Workflow for statistics

Case 1: Suppose that you want to test differences in one variable between groups

  • Step0: iid:
    • The observations are not correlated (for instance they are not different years)
  • Step1: Normality:
    • Make sure this variable is normally distributed (qqplot + histogram)
    • If it's lognormally distributed tranform it with the logarithm
    • If it follow any other distribution you need some other transformation
  • Step2: Create your groups.
  • Step3: Equal variance:
    • Levene test -> but a bit rigurous
    • As a rule of thumb the variance of the group with highest variance shouldn't be greater than 4 times the variance of the group with lowest variance.
  • Step4: Do ANOVA/Kruskal-Wallis (with two groups do t-test or MWU)
  • Step5: Do Tukey test if normality distributed and equal variance. Otherwise you can compare each pair of groups with MWU test (and the level of significance should be 0.05/number of comparisons)

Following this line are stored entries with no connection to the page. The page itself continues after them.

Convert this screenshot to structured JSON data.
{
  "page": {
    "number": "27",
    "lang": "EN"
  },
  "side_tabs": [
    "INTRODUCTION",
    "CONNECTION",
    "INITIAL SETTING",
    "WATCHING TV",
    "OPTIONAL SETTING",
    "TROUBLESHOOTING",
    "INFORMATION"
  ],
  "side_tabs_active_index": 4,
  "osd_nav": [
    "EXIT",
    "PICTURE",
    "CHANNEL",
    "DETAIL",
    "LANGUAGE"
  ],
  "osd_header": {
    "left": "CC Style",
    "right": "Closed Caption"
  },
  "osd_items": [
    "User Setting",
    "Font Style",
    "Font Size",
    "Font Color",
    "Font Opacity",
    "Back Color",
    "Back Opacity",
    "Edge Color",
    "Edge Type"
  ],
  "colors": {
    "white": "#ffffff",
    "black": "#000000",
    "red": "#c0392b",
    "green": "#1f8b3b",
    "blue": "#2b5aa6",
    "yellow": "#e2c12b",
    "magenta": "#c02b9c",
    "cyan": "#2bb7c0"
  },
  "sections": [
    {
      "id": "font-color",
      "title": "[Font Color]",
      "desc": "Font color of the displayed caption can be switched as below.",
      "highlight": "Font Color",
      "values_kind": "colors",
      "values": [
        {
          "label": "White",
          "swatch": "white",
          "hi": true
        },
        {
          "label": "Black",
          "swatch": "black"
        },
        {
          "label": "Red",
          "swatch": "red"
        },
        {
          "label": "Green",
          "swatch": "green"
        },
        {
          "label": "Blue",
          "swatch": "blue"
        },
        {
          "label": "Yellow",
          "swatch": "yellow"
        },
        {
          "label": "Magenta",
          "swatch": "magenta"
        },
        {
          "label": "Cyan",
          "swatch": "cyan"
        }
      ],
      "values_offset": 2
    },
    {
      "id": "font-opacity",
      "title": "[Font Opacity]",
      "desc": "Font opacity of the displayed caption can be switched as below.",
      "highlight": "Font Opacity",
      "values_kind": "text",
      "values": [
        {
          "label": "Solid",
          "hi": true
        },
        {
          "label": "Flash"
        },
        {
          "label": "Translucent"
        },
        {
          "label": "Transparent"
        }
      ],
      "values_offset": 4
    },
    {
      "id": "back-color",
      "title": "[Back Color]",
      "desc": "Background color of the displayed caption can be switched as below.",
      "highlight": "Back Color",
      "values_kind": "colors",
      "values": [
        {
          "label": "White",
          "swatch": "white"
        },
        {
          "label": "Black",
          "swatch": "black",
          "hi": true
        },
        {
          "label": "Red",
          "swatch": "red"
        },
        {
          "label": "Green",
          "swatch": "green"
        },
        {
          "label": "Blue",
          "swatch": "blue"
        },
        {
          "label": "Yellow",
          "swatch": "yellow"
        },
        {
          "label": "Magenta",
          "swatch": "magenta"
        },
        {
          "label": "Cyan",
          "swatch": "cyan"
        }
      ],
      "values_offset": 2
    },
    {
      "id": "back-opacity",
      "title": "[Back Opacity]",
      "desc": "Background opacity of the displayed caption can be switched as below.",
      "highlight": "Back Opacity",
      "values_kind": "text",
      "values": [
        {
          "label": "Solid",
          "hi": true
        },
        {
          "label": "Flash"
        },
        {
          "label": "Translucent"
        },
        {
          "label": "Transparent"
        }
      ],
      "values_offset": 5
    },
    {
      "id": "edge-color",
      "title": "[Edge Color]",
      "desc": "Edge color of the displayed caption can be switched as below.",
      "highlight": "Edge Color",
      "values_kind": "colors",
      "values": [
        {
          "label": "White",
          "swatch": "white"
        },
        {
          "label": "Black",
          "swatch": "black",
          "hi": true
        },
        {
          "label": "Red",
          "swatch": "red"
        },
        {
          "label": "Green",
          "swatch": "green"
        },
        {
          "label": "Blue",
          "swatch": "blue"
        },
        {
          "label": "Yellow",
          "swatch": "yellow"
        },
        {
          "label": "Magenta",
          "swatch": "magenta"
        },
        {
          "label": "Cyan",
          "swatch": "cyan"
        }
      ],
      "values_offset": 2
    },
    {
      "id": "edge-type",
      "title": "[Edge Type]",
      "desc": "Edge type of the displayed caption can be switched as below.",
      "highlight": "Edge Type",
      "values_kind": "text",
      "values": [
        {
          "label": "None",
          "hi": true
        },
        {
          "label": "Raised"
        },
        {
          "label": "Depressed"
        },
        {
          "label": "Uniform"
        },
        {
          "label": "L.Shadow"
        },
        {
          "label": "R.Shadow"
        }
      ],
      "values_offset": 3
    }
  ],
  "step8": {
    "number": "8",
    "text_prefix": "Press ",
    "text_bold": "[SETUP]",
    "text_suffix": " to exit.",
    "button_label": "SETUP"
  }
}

Case 2: Suppose that you want to find relationships between variables

  • Step0:
    • Do a correlation plot and a scatter matrix to understand how your variables correlate to each other.
  • Step1:
    • Run regression
  • Step2:
    • Check assumptions and modify your variables as needed. The two most common things that can help:
      • Transform your variables so all of them have similar distributions
      • Combine or drop some variables (see dimensionality reduction notebook)